Iowa and Nebraska officials’ refusal to name restaurants or the supplier that may have sold contaminated products also raises unflattering questions about whether these state health officials’ priority is protecting consumers or protecting industry. While Iowa officials cite state laws that limit them from naming businesses caught up in outbreaks, it appears they have leeway to do so if the information is needed to protect the public.
Given that this outbreak’s bug can cause severe diarrhea lasting for a month and can cause weight loss of 10 to 20 pounds, consumers should be given the information they need to determine if they’ve been exposed and need medical care. Twenty-two people have been hospitalized in the current outbreak.
On Friday afternoon, the FDA stepped into the information gap somewhat. While still saying only that the Iowa-Nebraska investigation had linked the salad mix to the outbreak, the agency said it had found that “illness clusters” at restaurants in those two states were traced to a common supplier, Taylor Farms de Mexico. The agency on Friday then confirmed that patrons of Olive Garden and Red Lobster restaurants in those two states were included in the illness clusters .
It’s frustrating from a Minnesota perspective to watch the investigation unfold just to the south. This state’s foodborne disease investigators have an international reputation for cracking outbreaks with speed and accuracy — salmonella cases involving peppers and peanut butter are two high-profile recent examples.
While state lines and other jurisdictional issues can create counterproductive barriers in investigations, the need to quickly trace the source of an outbreak means that everyone who works in public health is on the same team. As the cyclospora outbreak continues, this page hopes that federal officials and Iowa and Nebraska investigators will tap into Minnesota’s willingness to work with its neighbors.
In the months ahead, the cyclospora outbreak’s lead investigators also should take advantage of a Minnesota-made measure within the new federal Food Safety Modernization Act. Thanks to Sen. Amy Klobuchar’s work on this law, newly established regional food safety “centers of excellence” provide an unprecedented opportunity to retrospectively analyze outbreak investigations and to identify ways to improve in the future.

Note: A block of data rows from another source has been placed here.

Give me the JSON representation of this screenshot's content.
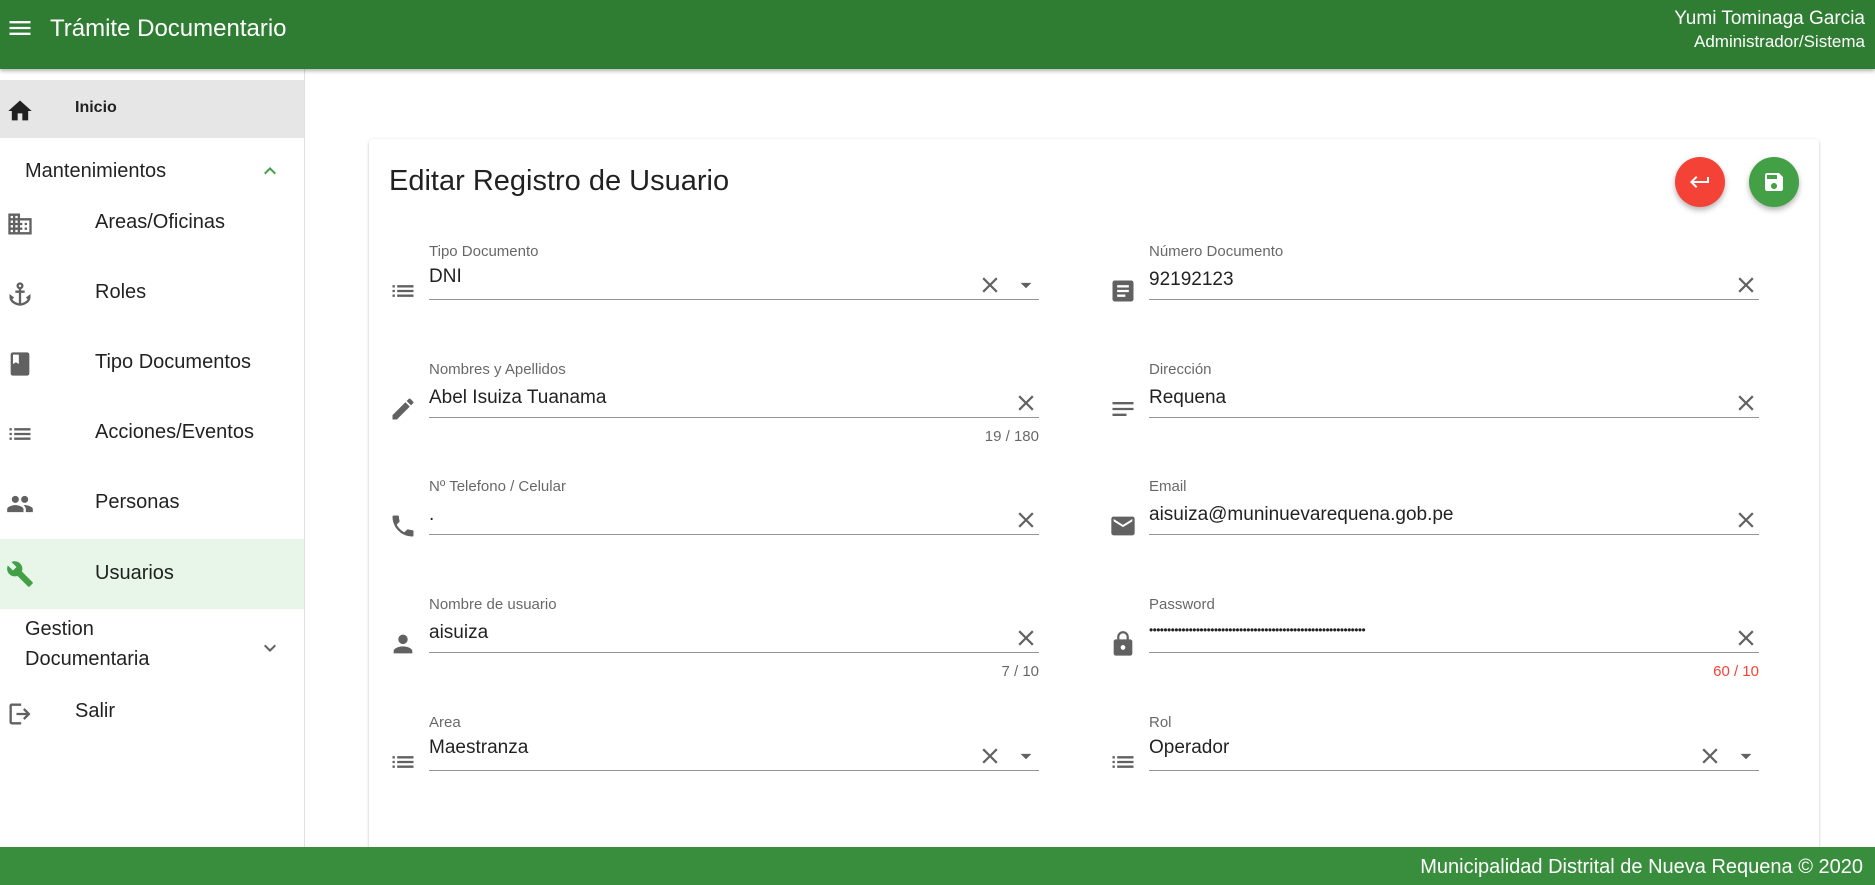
{
  "header": {
    "title": "Trámite Documentario",
    "user_name": "Yumi Tominaga Garcia",
    "user_role": "Administrador/Sistema"
  },
  "sidebar": {
    "home": "Inicio",
    "group_mantenimientos": "Mantenimientos",
    "items": [
      {
        "label": "Areas/Oficinas",
        "icon": "building-icon"
      },
      {
        "label": "Roles",
        "icon": "anchor-icon"
      },
      {
        "label": "Tipo Documentos",
        "icon": "book-icon"
      },
      {
        "label": "Acciones/Eventos",
        "icon": "list-icon"
      },
      {
        "label": "Personas",
        "icon": "people-icon"
      },
      {
        "label": "Usuarios",
        "icon": "wrench-icon"
      }
    ],
    "group_gestion_line1": "Gestion",
    "group_gestion_line2": "Documentaria",
    "logout": "Salir",
    "active_color": "#43a047"
  },
  "form": {
    "title": "Editar Registro de Usuario",
    "tipo_documento": {
      "label": "Tipo Documento",
      "value": "DNI"
    },
    "numero_documento": {
      "label": "Número Documento",
      "value": "92192123"
    },
    "nombres": {
      "label": "Nombres y Apellidos",
      "value": "Abel Isuiza Tuanama",
      "counter": "19 / 180"
    },
    "direccion": {
      "label": "Dirección",
      "value": "Requena"
    },
    "telefono": {
      "label": "Nº Telefono / Celular",
      "value": "."
    },
    "email": {
      "label": "Email",
      "value": "aisuiza@muninuevarequena.gob.pe"
    },
    "usuario": {
      "label": "Nombre de usuario",
      "value": "aisuiza",
      "counter": "7 / 10"
    },
    "password": {
      "label": "Password",
      "value": "••••••••••••••••••••••••••••••••••••••••••••••••••••••••••••",
      "counter": "60 / 10"
    },
    "area": {
      "label": "Area",
      "value": "Maestranza"
    },
    "rol": {
      "label": "Rol",
      "value": "Operador"
    }
  },
  "colors": {
    "header_bg": "#2e7d32",
    "footer_bg": "#388e3c",
    "back_button": "#f44336",
    "save_button": "#43a047",
    "error": "#f44336"
  },
  "footer": {
    "text": "Municipalidad Distrital de Nueva Requena © 2020"
  }
}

Minnesota has one of these centers, and lawmakers from across the Midwest should be pressing Iowa and Nebraska officials to use it. Food safety experts have long been urging this type of post-outbreak analysis, and the cyclospora outbreak is a compelling example of why this should be done. The important lessons learned would help the entire public health system respond more effectively — and potentially save lives — when the next foodborne outbreak occurs.